The network was implemented in PyTorch102 version 1.7.1, on a single Nvidia GeForce RTC 2080 SUPER (Nvidia Corporation, Delaware, California) graphics processing unit (GPU) with CUDA103 version 10.2. Adam optimization with L1-regularization, default weight initialization, and a constant learning rate of 10–3 were used for training and a batch size of 16. The regularization factor was set to 10–3 and dropout probability to 0.3. Training was performed until loss on the validation set refrained from decreasing. After training the parameters were reinstated to the state with lowest validation loss for testing.

A complete data approach, excluding subjects with missing scans, was followed. This is required to allow for the identical computation of the temporal effect using a polynomial. Data was divided into a training partition of 70%, validation partition of 20% and test partition of 10% of the included samples with which tenfold cross-validation was performed. Each fold was initialized differently, but for each method the same sequence of randomization seed was used with the same partitioning to ensure comparability of the performance of the model of each fold.

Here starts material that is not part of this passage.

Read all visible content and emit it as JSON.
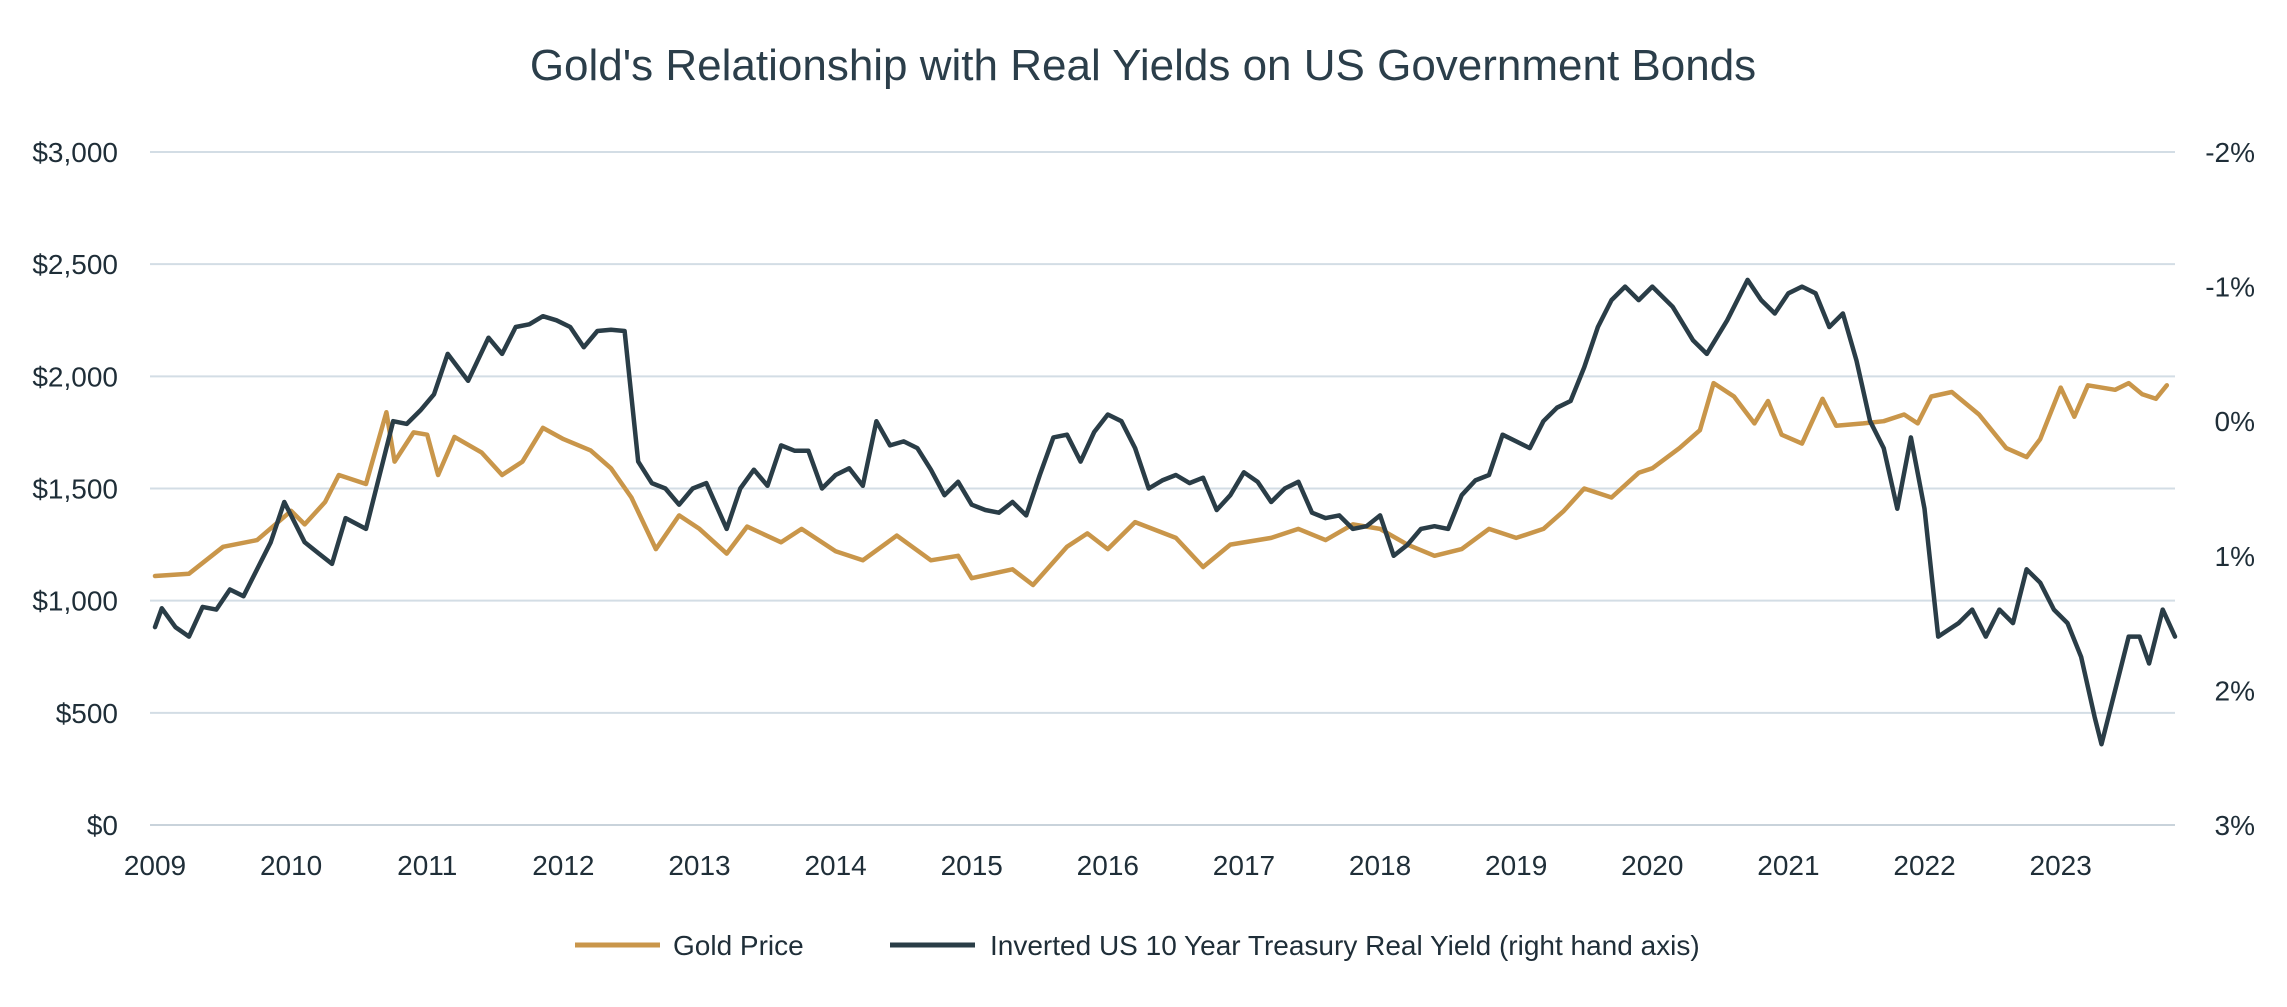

Shapiro–Wilk test was used to test normality of the paired BCE-loss performance over all folds. Friedman test implemented in SciPy100 version 1.6.2 was used to test the hypothesis that model performance expressed as BCE-loss did not differ among methods used. We follow this up by performing a Nemenyi post-hoc test to find which pairwise groups have significant difference. This test was implemented in the scikit-posthocs104 package version 0.7.0 with a significance level of 0.05.